The Dark Past (dir. Raoul Maté, 1948). Al Walker (William Holden), an escaped killer, his moll (Nina Foch), and his henchmen take shelter in the lakeside retreat of Andrew Collins (Lee J. Cobb), a psychiatrist and college professor weekending with family and friends. In the course of a long wait for a getaway car, Walker recounts a dream that‘s tormented him since childhood, and Collins decodes its symbols. Mystery solved, and Walker will never need to kill again — though he will be going back to prison. I took perverse glee in this film’s depiction of the professorly life: a shotgun in the office (to take to the lake), an Eames-like second house with two servants.

*

The Chase (dir. Arthur Ripley, 1946). A Horatio Alger story gone wrong: an unemployed veteran (Robert Cummings) returns a lost wallet, gets hired as a driver, and becomes involved with his employer’s wife (Michèle Morgan). The employer (Steve Cochran) is a smooth criminal, and Peter Lorre is his henchman. Genuine suspense, tricky dreams, and exoticism by way of Cuba. Another YouTube find.

*

Big Fish (dir. Tim Burton, 2003). A father and fabulist (younger, Ewan McGregor; older, Albert Finney), and a son (Ewan McGregor) who’s tired of hearing his father’s same old impossible tales. A lovely film about the power of one man’s imagination to create a life story. How wonderful when father and son are able to have meet on that ground, or in that water. Dad’s a big fish.

*

Dominguinhos+ (dir. Felipe Briso, 2014). Not a film, really, but an Internet supplement to a documentary film about the Brazilian accordionist, singer, and composer Dominguinhos (1941–2013). Maya Andrade, Yamanda Costa, Hamilton de Holanda, João Donato, Djavan, Gilberto Gil, Jazz Sinfônica, Elba Ramalho, and other musicians perform for and with Dominguihos. According to a Facebook page for the documentary, these performances are Dominguinhos’s last appearances in a recording studio. Available at YouTube.

*

Yamandu + Dominguinhos (dir. Maurício Valim, 2007). Yamandu Costa (seven-string guitar) and Dominguinhos (accordion), recorded in concert. I love hearing great players play in twos: I don’t think there’s a better way to see musical empathy in action. This performance offers one highlight after another, with endless virtuosity, wit, and joy. Out of print (I think) but available at YouTube.

Related reading
All OCA film posts (Pinboard)
Fourteen films : Thirteen more : Twelve more : Another thirteen more : Another dozen : Yet another dozen : Another twelve : And another twelve : Still another twelve : Oh wait, twelve more : Twelve or thirteen more : Nine, ten, eleven — and that makes twelve : Another twelve : And twelve more : Is there no end? No, there’s another twelve : Wait, there’s another twelve : And twelve more

Tuesday, May 30, 2017

“Lamento Sertanejo”

This song is in my head and heart and shows no sign of leaving: “Lamento Sertanejo,” music by Dominguinhos, lyrics by Gilberto Gil. It’s a song of alienation and dispossession whose title might be translated as “Countryman’s Lament.” I am on shaky ground here about everything but my love of this song.

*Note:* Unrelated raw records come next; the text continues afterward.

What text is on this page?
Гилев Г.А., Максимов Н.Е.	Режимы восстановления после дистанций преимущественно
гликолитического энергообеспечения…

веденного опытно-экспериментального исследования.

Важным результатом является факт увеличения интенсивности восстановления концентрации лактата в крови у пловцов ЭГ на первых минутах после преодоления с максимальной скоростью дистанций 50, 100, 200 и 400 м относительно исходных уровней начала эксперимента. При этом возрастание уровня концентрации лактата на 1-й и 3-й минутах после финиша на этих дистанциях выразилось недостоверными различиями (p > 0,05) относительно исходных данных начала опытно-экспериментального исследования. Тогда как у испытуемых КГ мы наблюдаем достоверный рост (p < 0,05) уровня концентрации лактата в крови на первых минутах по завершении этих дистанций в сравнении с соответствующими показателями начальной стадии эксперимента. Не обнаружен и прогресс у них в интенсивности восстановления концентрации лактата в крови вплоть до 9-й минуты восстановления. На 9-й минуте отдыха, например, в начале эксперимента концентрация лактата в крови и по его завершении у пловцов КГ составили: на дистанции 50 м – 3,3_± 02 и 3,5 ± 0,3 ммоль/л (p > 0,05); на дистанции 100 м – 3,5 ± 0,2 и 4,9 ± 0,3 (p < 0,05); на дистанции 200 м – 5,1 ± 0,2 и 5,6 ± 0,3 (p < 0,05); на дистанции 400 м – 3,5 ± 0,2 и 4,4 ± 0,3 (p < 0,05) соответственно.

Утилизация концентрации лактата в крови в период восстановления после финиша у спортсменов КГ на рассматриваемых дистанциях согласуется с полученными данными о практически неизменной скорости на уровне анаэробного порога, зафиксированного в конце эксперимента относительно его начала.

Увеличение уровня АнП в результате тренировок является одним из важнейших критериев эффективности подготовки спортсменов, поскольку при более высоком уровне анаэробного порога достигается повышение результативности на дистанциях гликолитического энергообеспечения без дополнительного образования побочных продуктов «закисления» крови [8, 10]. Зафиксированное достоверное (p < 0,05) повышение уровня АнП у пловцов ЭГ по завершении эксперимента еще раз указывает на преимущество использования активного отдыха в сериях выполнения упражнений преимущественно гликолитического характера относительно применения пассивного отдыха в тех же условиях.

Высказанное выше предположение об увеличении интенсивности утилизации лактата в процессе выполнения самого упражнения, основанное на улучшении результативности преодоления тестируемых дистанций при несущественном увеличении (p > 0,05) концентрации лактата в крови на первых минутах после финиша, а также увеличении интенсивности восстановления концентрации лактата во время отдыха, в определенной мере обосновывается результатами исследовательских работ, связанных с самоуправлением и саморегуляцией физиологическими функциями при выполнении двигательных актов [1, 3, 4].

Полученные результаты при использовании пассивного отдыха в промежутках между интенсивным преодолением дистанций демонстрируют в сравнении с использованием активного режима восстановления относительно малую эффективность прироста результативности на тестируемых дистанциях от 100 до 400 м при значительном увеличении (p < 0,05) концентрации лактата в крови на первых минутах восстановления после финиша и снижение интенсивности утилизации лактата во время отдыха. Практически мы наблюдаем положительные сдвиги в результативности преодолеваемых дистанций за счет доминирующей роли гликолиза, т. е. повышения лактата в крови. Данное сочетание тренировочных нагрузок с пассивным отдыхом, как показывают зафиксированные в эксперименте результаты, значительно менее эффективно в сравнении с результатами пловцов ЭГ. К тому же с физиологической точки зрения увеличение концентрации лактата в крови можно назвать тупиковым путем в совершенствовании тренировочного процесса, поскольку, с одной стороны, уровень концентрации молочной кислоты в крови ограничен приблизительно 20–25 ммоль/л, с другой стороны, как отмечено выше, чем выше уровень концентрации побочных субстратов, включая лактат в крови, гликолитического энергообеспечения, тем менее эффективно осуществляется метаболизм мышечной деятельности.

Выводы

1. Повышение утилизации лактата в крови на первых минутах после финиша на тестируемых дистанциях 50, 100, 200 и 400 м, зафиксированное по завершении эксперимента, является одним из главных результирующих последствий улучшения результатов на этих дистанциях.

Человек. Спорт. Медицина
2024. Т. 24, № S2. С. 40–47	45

Here are the lyrics, in Portuguese and in English translation. And here are my two favorite performances of the song from YouTube. There are many, many more.


Dominguinhos, accordion; Gilberto Gil, guitar and voice. October 2010.


Mayra Andrade, voice; Yamandu Costa, seven-string guitar; Hamilton de Holanda, bandolim. Dominguinhos is the audience. August 2011.

I’m waiting on a two-CD anthology of Dominguinhos’s music. There’s no stopping.

[A sertanejo is an inhabitant of the sertão, a region in northeast Brazil. In this song the sertanejo is a long way from home. A Google Image search for sertanejo returns many cowboy hats, so perhaps “Cowboy’s Lament”? I found my way to the first performance via Richard McLeese’s Music Clip of the Day. A Flickr photograph let me date the second performance.]